Shockingly enough, Chris Pine is a damn charming love interest, which is surprising considering how he usually plays to his wooden namesake. There are a number of memorable supporting turns in this cast, particularly among Diana’s battlefield comrades, but Pine’s Steve Trevor is the supporting turn, a flipping of the usual patriarchal love interest archetype that feels narratively and emotionally important without ever overshadowing Diana as the star and driving force. One might expect a film like Wonder Woman to sidestep romantic subplots in favor of proving that Diana can play just as hard as the boys, but the tender moments between Steve and Diana highlight an underlying humanity and communal strength that underpins the whole production, letting Wonder Woman stand apart as a film that is as much about compassion as it is about kicking ass.

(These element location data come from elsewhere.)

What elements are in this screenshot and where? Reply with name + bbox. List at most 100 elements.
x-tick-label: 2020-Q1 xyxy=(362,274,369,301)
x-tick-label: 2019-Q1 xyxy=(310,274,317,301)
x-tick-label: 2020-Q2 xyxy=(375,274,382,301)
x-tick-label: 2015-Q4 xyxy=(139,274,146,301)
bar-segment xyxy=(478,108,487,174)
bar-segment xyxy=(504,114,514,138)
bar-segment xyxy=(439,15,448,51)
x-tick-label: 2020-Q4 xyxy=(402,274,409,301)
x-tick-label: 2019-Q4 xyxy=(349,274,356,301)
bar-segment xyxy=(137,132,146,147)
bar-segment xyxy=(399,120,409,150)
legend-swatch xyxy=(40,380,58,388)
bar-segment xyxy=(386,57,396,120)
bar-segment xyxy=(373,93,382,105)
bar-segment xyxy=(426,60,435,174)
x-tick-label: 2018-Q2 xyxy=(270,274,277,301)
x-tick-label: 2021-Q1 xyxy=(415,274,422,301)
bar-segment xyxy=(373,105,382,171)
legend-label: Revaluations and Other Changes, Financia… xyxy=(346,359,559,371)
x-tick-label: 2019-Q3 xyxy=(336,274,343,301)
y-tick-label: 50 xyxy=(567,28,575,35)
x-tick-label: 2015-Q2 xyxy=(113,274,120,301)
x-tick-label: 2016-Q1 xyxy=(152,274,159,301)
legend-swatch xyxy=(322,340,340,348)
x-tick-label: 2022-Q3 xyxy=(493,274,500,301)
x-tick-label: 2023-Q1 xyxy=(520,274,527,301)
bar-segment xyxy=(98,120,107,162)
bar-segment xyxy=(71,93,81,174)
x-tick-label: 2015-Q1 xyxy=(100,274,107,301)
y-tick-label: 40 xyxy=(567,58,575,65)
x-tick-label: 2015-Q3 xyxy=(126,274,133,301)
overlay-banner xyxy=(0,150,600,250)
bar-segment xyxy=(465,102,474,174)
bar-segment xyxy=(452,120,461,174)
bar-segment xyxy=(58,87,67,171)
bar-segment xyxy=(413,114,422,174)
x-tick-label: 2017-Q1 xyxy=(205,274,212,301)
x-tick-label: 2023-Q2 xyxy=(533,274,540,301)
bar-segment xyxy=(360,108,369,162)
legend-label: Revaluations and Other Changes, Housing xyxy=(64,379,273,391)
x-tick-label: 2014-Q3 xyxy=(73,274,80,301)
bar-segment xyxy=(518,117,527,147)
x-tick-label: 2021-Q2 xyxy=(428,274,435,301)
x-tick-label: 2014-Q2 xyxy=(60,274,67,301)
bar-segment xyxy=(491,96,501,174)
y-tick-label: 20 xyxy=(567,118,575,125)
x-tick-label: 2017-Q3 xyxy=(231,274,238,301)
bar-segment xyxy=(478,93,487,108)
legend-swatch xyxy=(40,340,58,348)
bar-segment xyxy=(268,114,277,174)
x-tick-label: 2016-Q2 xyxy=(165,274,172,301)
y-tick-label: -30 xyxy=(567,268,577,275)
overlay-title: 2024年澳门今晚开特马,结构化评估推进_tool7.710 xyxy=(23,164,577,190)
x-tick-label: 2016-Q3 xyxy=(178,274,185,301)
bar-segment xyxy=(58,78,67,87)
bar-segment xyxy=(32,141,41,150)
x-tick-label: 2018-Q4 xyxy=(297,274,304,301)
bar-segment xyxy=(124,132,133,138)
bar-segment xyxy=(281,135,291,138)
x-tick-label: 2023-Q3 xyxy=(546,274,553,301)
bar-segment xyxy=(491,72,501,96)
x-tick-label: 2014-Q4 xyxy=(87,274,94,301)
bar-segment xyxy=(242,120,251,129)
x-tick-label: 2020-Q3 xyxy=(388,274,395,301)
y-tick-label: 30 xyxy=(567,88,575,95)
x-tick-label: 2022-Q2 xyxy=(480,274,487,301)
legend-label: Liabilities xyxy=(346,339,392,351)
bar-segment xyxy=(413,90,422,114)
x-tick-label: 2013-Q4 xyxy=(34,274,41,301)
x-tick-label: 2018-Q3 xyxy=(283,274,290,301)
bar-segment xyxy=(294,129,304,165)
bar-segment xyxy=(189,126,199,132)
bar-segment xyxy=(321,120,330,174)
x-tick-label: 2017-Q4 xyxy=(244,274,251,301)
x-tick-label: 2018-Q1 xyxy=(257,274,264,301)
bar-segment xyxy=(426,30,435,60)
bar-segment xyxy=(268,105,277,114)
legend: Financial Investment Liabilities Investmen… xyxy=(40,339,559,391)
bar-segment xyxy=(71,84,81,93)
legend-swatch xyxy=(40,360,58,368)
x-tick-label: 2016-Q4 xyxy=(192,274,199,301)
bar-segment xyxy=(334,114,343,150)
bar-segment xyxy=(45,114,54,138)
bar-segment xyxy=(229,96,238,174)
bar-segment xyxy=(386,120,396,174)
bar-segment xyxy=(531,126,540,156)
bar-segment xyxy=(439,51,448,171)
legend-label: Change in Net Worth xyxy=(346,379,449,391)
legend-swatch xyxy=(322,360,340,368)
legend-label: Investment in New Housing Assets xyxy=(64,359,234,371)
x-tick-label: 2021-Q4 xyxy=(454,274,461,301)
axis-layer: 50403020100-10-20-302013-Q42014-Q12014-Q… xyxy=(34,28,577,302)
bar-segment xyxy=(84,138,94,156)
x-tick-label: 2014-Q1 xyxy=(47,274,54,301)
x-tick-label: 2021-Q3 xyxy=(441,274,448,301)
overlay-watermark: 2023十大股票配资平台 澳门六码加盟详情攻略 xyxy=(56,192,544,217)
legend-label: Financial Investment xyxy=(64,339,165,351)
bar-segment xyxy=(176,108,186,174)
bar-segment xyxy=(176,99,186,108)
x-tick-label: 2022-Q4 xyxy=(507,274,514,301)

Now, of course Wonder Woman isn’t without its faults. It makes an admirable attempt to keep true to the convoluted and weird lore that defines Diana’s comic book origins, but the amount of expository explanation that dominates the first act is a bit draining, even as it remains intrinsically interesting and is broken up with some solid Amazonian action scenes. And while I personally found the action scenes fun, it isn’t hard to imagine complaints arising from the absurd defiance of the laws of physics as the film’s digital stand-ins bounce around the screen.

Even then, though, nothing—absolutely nothing—can take away from the splendor of a big screen Wonder Woman stepping out on the battlefield, lasso at her belt, shield in one hand, sword in the other, and holding her own against a torrent of machine gun fire. No other film right now feels like such a pure stand against unchecked aggression and masculine ego, a call to arms for anyone to stand up against the evils of the world, through the lens of a hero that women and girls can finally claim as their own. Wonder Woman would have been a powerful statement just by its mere existence. Instead, we are treated to a definitive genre classic in its own right.